Yeah, and it's absolutely confusing stuff.

Let me try again by only clearing flags. Maybe this would be clearer?
(and correct? still confused why the latter part is so complicated in existing
code)

diff --git a/include/linux/huge_mm.h b/include/linux/huge_mm.h
index 8b8f353cc7b81..66fdfe06e4996 100644
--- a/include/linux/huge_mm.h
+++ b/include/linux/huge_mm.h
@@ -265,6 +265,42 @@ unsigned long __thp_vma_allowable_orders(struct vm_area_struct *vma,
                                         unsigned long tva_flags,
                                         unsigned long orders);

+/* Strictly mask requested anonymous orders according to sysfs settings. */
+static inline unsigned long __thp_mask_anon_orders(unsigned long vm_flags,
+       unsigned long tva_flags, unsigned long orders)
+{
+       const unsigned long always = READ_ONCE(huge_anon_orders_always);
+       const unsigned long madvise = READ_ONCE(huge_anon_orders_madvise);
+       const unsigned long inherit = READ_ONCE(huge_anon_orders_inherit);
+       const unsigned long never = ~(always | madvise | inherit);
+
+       /* Disallow orders that are set to NEVER directly ... */
+       orders &= ~never;
+
+       /* ... or through inheritance (global == NEVER). */
+       if (!hugepage_global_enabled())
+               orders &= ~inherit;
+
+       /*
+        * Otherwise, we only enforce sysfs settings if asked.

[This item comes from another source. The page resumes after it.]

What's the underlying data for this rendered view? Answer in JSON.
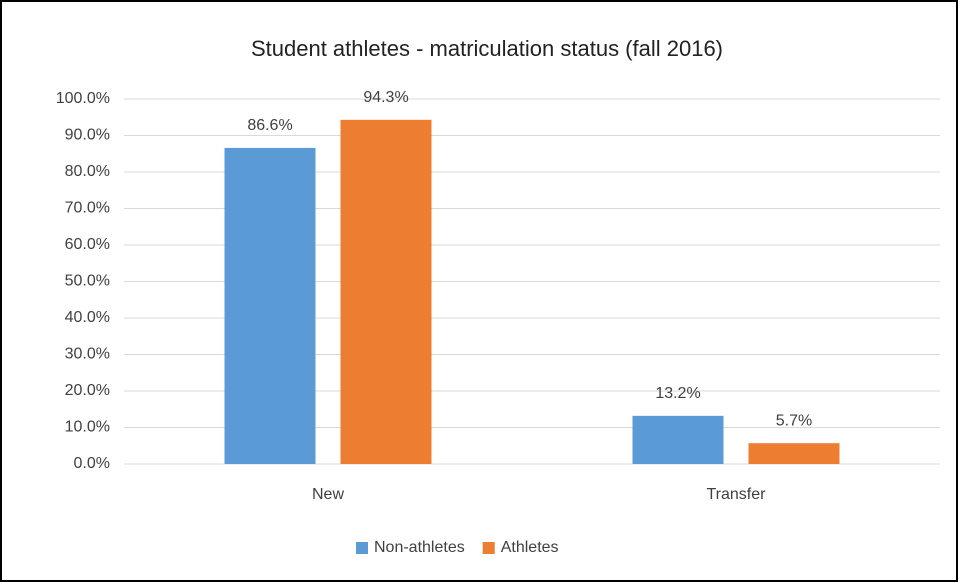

In addition,
+        * if the user sets a sysfs mode of madvise and if TVA_ENFORCE_SYSFS
+        * is not set, we don't bother checking whether the VMA has VM_HUGEPAGE
+        * set.
+        */
+       if (!(tva_flags & TVA_ENFORCE_SYSFS))
+               return orders;
+
+       if (!(vm_flags & VM_HUGEPAGE)) {
+               /* Disallow orders that are set to MADVISE directly ... */
+               orders &= ~madvise;
+
+               /* ... or through inheritance (global == MADVISE). */
+               if (!hugepage_global_always())
+                       orders &= ~inherit;

Seems we can drop this 'inherit' check, cause if !hugepage_global_enabled() == true, which always means !hugepage_global_always() is true.

+       }
+       return orders;
+}

Otherwise look good to me.

+
 /**
  * thp_vma_allowable_orders - determine hugepage orders that are allowed for vma
  * @vma:  the vm area to check
@@ -287,16 +323,8 @@ unsigned long thp_vma_allowable_orders(struct vm_area_struct *vma,
                                       unsigned long orders)
 {
        /* Optimization to check if required orders are enabled early. */
-       if ((tva_flags & TVA_ENFORCE_SYSFS) && vma_is_anonymous(vma)) {
-               unsigned long mask = READ_ONCE(huge_anon_orders_always);
-
-               if (vm_flags & VM_HUGEPAGE)
-                       mask |= READ_ONCE(huge_anon_orders_madvise);
-               if (hugepage_global_always() ||
-                   ((vm_flags & VM_HUGEPAGE) && hugepage_global_enabled()))
-                       mask |= READ_ONCE(huge_anon_orders_inherit);
-
-               orders &= mask;
+       if (vma_is_anonymous(vma)) {
+               orders = __thp_mask_anon_orders(vm_flags, tva_flags, orders);
                if (!orders)
                        return 0;
        }